Mr. Koltay is a hard-line warrior in prime minister Viktor Orban’s culture wars, firmly aligned with the right-wing, populist, xenophobic Fidesz political party. He has regularly challenged media independence and freedoms as obsolete concepts with the familiar digressive legal logic used by authoritarians. In an expansive interview with independent Hungarian news portal 24 hu (February 21), to paraphrase an old saying, he removed all doubt.

“Media independence is a myth,” he repeated several times as if to firmly establish this as fact. “Even in the West, there are brave authors who describe the independence of the media as a myth produced by itself,” he offered. “After all, it (media outlets) always work in the interests of the owner and other interest groups, and the journalists are also necessarily biased. There are obviously brave, independent and fair journalists or more fortunate bodies, but the independence of the press cannot be interpreted as a legal category.”

“Hungarian media has been operating strangely since…wild privatization,” he continued. The first privately-owned broadcast outlets were licensed in the mid-1980s and more appeared during the next 15 years, many foreign-owned. “A significant number of journalists played a political role, then became entangled and offended when they received a political response. In any case, there are no people in Hungary today who would expect balanced information from the individual media.”

When asked about Council of Europe recommendations on political independence and media concentration in Hungary, Mr. Koltay was, again, blunt. “Of course, we can never say that the state of the public (media) could not be improved. The point, however, is that the report writers write about the issue of press freedom in the spirit of Western European constitutional textbooks, which does not necessarily coincide with reality there either. For example, fears of editorial independence can only make sense under sterile, laboratory conditions. In legal terms, however, it is a very dubious proposition, as it is always overridden by the freedom of the owner.”

Hungarian authorities and Fidesz party functionaries have fixed that problem of independent ownership. In 2018 Central European Press and Media Foundation (KESMA) was established and like magic media owners “contributed” their assets. Mr. Koltay deflected a question about media control through KESMA as “not important.” It is the “internet and social media” that matter today. “In modern society, online communication far exceeds the reach of traditional organs. Therefore, the most important question today is how it all shapes the public structure.”
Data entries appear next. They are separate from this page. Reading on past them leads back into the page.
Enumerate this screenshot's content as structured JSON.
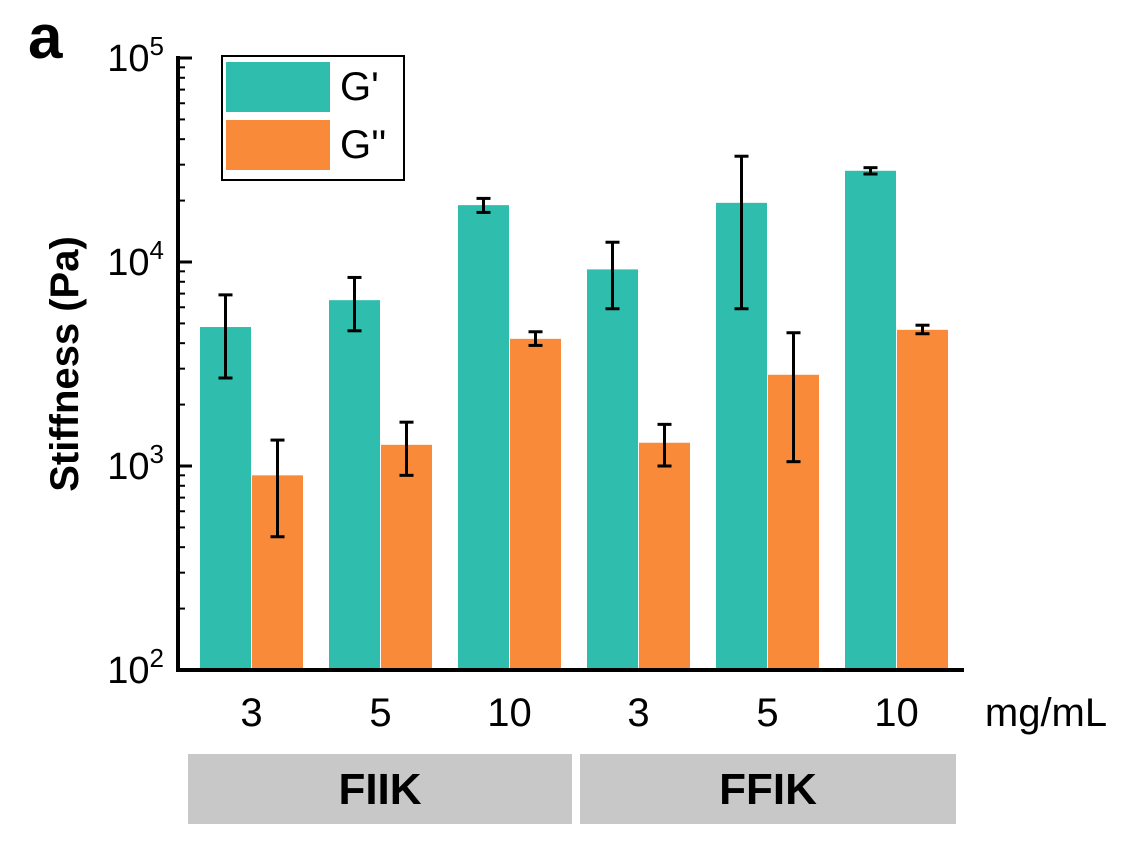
{
  "chart_data": {
    "type": "bar",
    "panel_label": "a",
    "ylabel": "Stiffness (Pa)",
    "yscale": "log",
    "ylim": [
      100,
      100000
    ],
    "ytick_labels": [
      {
        "base": "10",
        "exp": "2",
        "value": 100
      },
      {
        "base": "10",
        "exp": "3",
        "value": 1000
      },
      {
        "base": "10",
        "exp": "4",
        "value": 10000
      },
      {
        "base": "10",
        "exp": "5",
        "value": 100000
      }
    ],
    "categories": [
      "3",
      "5",
      "10",
      "3",
      "5",
      "10"
    ],
    "unit_label": "mg/mL",
    "groups": [
      {
        "label": "FIIK",
        "categories": [
          "3",
          "5",
          "10"
        ]
      },
      {
        "label": "FFIK",
        "categories": [
          "3",
          "5",
          "10"
        ]
      }
    ],
    "series": [
      {
        "name": "G'",
        "color": "#2fbeae",
        "values": [
          4800,
          6500,
          19000,
          9200,
          19500,
          28000
        ],
        "err_low": [
          2700,
          4600,
          17500,
          5900,
          5900,
          27000
        ],
        "err_high": [
          6900,
          8400,
          20500,
          12500,
          33000,
          29000
        ]
      },
      {
        "name": "G''",
        "color": "#f88a3a",
        "values": [
          900,
          1270,
          4200,
          1300,
          2800,
          4650
        ],
        "err_low": [
          450,
          900,
          3900,
          1000,
          1050,
          4450
        ],
        "err_high": [
          1340,
          1640,
          4550,
          1600,
          4500,
          4900
        ]
      }
    ],
    "legend_position": "top-left",
    "grid": false
  }
}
“Media freedom in Hungary should be high on the agenda ahead of the 2022 (Hungarian parliamentary) elections,” said said International Press Institute (IPI) executive chair Khadija Patel opening the groups’ semi-annual meeting held in Budapest last week (February 17-18). “While we could have chosen to meet in many places, the IPI Executive Board members chose to come to Budapest for this year’s meeting due to the global concern about the ongoing challenges facing independent journalism in Hungary.” Ahead of that meeting IPI with Balkan Investigative Reporting Network (BIRN) and Hungarian investigative reporting outlet Átlátszó published a report on how Hungarian “capital” is spreading its media message through Slovenia, North Macedonia and other “neighborhood” countries.